同点弾を決めた小川。「この勝利の価値は大きい」と語る [写真]=Getty Images

「フワフワした得点になっちゃいましたけど」

 そう笑いながらFW小川航基(ジュビロ磐田)は同点ゴールを振り返った。21日に行われたFIFA U−20ワールドカップ韓国2017 グループD第1節で、日本は南アフリカと対戦。2−1の逆転勝利を納めた。

 反撃の口火を切ったのは、やはりエースだった。48分、FW岩崎悠人(京都サンガF.C.)が舩木翔(セレッソ大阪)とのワンツーで左サイドを突破。最後は走り込んだ小川が左足で押し込んだ。相手GKがゴールラインでかき出したように見えたため、ビデオ・アシスタント・レフェリー(VAR)での判定を待つことになったが、無事に得点が認められた。

 世界大会での初ゴール。小川は「得点が取れたことは自分の中でも大きい」と胸をなで下ろしたが、本心はもう少し“かっこいい”シュートで決めたかったようだ。
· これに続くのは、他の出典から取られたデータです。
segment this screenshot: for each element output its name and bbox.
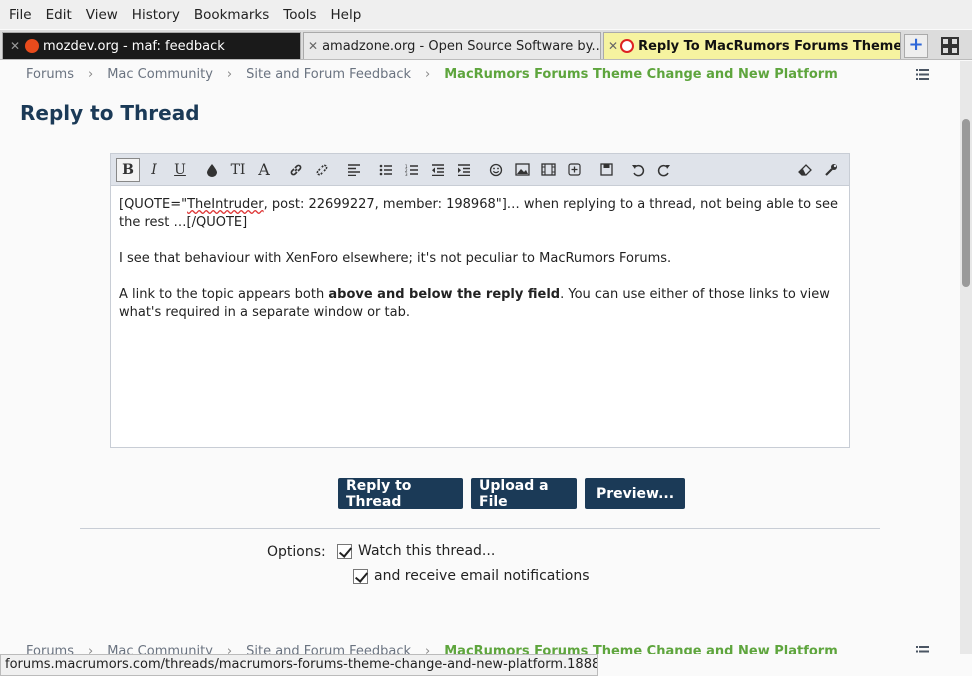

「入ったか、入っていないか分からないような。僕のゴールか、そうでないのかも分からない感じだったので、なんかムズムズします。もっとバシッと決めたかったですけど、強豪とやる時や大事な試合でバシッと決められるようにしたい」

 それでも小川の表情には充実感が漂う。世界での戦いを心の底から楽しんでいるのだろう。前半は2度のチャンスを逃したが、「FWであれば外すこともあるし、決まる時は決まるもん。外した時にどういう気持ちでいるかがストライカーのメンタルとしてすごく大事」とすぐに気持ちを切り替えた。何度外してもへこたれない精神は、ストライカーにとって重要な要素の1つ。そんな泥臭い姿勢が、チームの勢いを後押ししたのは間違いない。